Anatomy of an Intel QuickPath Interconnect System
Figures 6, 7, and 8 show the typical configuration of two-, four-, and eight-processor systems respectively that can be built using the Intel QuickPath Interconnect. Each processor has a memory controller on the same die to make the systems more scalable in performance. However this in not essential and Intel QPI systems can have separate, discreet memory controllers. Similarly, the I/O subsystems can either be incorporated onto the same die as the processors or built as separate I/O hubs. Both variations are shown in the illustrations.
These systems with Intel QPI have multiple links connecting the devices and each one of the links can operate independently of the other. The performance of such systems can be very high, particularly if the processors are allocated tasks to work data that are optimally distributed across the across the different memory controllers and close to the processors.
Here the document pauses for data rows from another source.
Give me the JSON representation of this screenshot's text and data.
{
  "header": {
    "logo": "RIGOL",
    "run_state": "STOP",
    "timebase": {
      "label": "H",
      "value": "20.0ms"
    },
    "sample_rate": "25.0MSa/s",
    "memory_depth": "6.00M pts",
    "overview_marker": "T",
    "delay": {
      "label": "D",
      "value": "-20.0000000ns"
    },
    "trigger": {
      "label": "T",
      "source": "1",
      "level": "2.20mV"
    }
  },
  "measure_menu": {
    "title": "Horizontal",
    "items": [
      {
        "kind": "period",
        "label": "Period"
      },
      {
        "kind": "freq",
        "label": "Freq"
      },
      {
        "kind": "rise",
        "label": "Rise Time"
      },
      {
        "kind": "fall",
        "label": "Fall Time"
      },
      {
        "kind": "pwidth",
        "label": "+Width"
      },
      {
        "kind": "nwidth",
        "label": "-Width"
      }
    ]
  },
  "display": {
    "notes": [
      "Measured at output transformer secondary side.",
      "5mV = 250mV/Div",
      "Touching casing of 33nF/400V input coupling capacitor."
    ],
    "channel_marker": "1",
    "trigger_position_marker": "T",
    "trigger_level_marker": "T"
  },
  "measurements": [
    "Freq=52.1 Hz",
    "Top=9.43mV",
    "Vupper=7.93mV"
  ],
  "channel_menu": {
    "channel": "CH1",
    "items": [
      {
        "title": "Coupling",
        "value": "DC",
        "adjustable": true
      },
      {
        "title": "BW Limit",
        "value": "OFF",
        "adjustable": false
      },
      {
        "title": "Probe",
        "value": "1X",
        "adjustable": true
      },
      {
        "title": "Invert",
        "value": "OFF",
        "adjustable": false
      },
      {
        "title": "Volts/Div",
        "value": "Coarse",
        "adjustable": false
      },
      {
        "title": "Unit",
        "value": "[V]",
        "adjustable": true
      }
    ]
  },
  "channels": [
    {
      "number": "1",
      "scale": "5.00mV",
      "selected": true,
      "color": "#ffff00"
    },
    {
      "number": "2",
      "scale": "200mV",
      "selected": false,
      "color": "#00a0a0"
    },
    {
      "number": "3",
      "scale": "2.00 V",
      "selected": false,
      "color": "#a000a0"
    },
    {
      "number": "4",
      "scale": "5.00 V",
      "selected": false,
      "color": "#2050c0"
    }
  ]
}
Almost all current operating systems do recognize such system configurations with Non Uniform Memory Accesses (NUMA) from each processor and place the data in the memory accordingly. Such link-based systems have much higher aggregate system bandwidth and correspondingly higher performance.
The systems shown in Figures 6 through 8 are fully connected in that each device has a direct link to every other device in the system. However it is possible to build systems with Intel QPI where all the devices do not connect to all others. Figure 9 shows a four-processor system built with processors with only two links to connect to other processors.
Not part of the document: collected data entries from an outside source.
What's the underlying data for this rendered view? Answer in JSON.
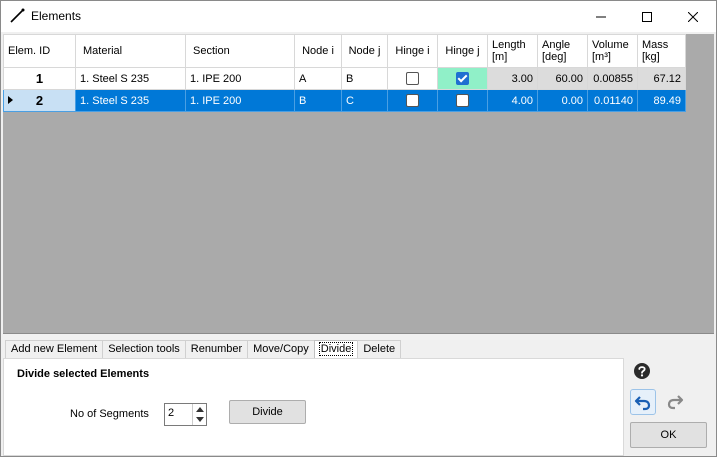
{
  "window": {
    "title": "Elements"
  },
  "grid": {
    "columns": [
      {
        "label": "Elem. ID"
      },
      {
        "label": "Material"
      },
      {
        "label": "Section"
      },
      {
        "label": "Node i"
      },
      {
        "label": "Node j"
      },
      {
        "label": "Hinge i"
      },
      {
        "label": "Hinge j"
      },
      {
        "label": "Length",
        "unit": "[m]"
      },
      {
        "label": "Angle",
        "unit": "[deg]"
      },
      {
        "label": "Volume",
        "unit": "[m³]"
      },
      {
        "label": "Mass",
        "unit": "[kg]"
      }
    ],
    "rows": [
      {
        "id": "1",
        "material": "1. Steel S 235",
        "section": "1. IPE 200",
        "node_i": "A",
        "node_j": "B",
        "hinge_i": false,
        "hinge_j": true,
        "length": "3.00",
        "angle": "60.00",
        "volume": "0.00855",
        "mass": "67.12",
        "selected": false
      },
      {
        "id": "2",
        "material": "1. Steel S 235",
        "section": "1. IPE 200",
        "node_i": "B",
        "node_j": "C",
        "hinge_i": false,
        "hinge_j": false,
        "length": "4.00",
        "angle": "0.00",
        "volume": "0.01140",
        "mass": "89.49",
        "selected": true
      }
    ]
  },
  "tabs": [
    {
      "label": "Add new Element"
    },
    {
      "label": "Selection tools"
    },
    {
      "label": "Renumber"
    },
    {
      "label": "Move/Copy"
    },
    {
      "label": "Divide"
    },
    {
      "label": "Delete"
    }
  ],
  "active_tab": "Divide",
  "divide_panel": {
    "title": "Divide selected Elements",
    "segments_label": "No of Segments",
    "segments_value": "2",
    "divide_button": "Divide"
  },
  "side": {
    "ok_label": "OK"
  },
  "colors": {
    "selection": "#0078d7",
    "hinge_highlight": "#90f0c8",
    "grid_background": "#aaaaaa"
  }
}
If processor A in Figure 9 needs to access the memory controller in processor C, it must send its request through either processors B or D, who must in turn forward that request on to the memory controller in C. Similarly, larger eight or more processor systems can be built using processors with three links and routing traffic through intermediate processors. The Intel QuickPath Interconnect mechanisms enable such systems to be built. However systems that are not fully interconnected will have lower performance than those that are fully connected due to the longer latency through the intermediate processors and possible bandwidth congestion on the fewer links in the system. The Intel QuickPath Interconnect also provides mechanisms to help improve the performance of such partially connected systems by reducing the amount of traffic that is created across the links.
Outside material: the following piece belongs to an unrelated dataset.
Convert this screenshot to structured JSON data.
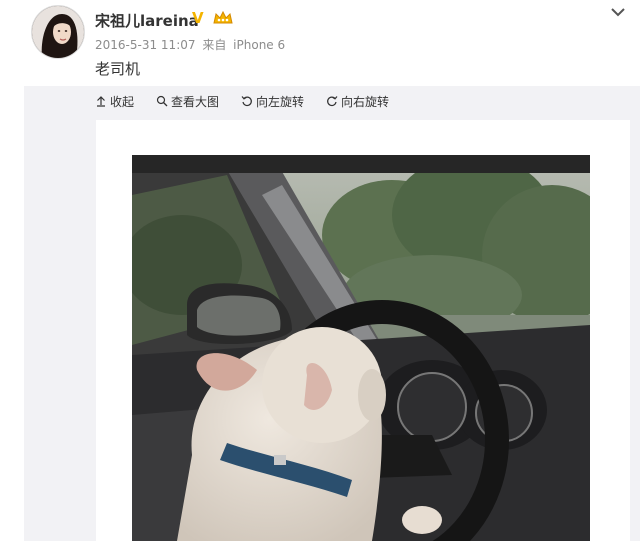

Yet larger systems can be built using the Intel QuickPath Interconnect fabric where the processors are connected in a hierarchy. Two or four processors are connected to a controller forming a cache coherent node. Multiples of these node controllers are connected together either using Intel QPI or some other scalable, coherent interconnect building systems with many more processors. Figure 10 illustrates the organization of such systems, which are capable of very high performance on distributable programs. Clearly the operating system must play a large role in their operation to get the highest performance from such systems.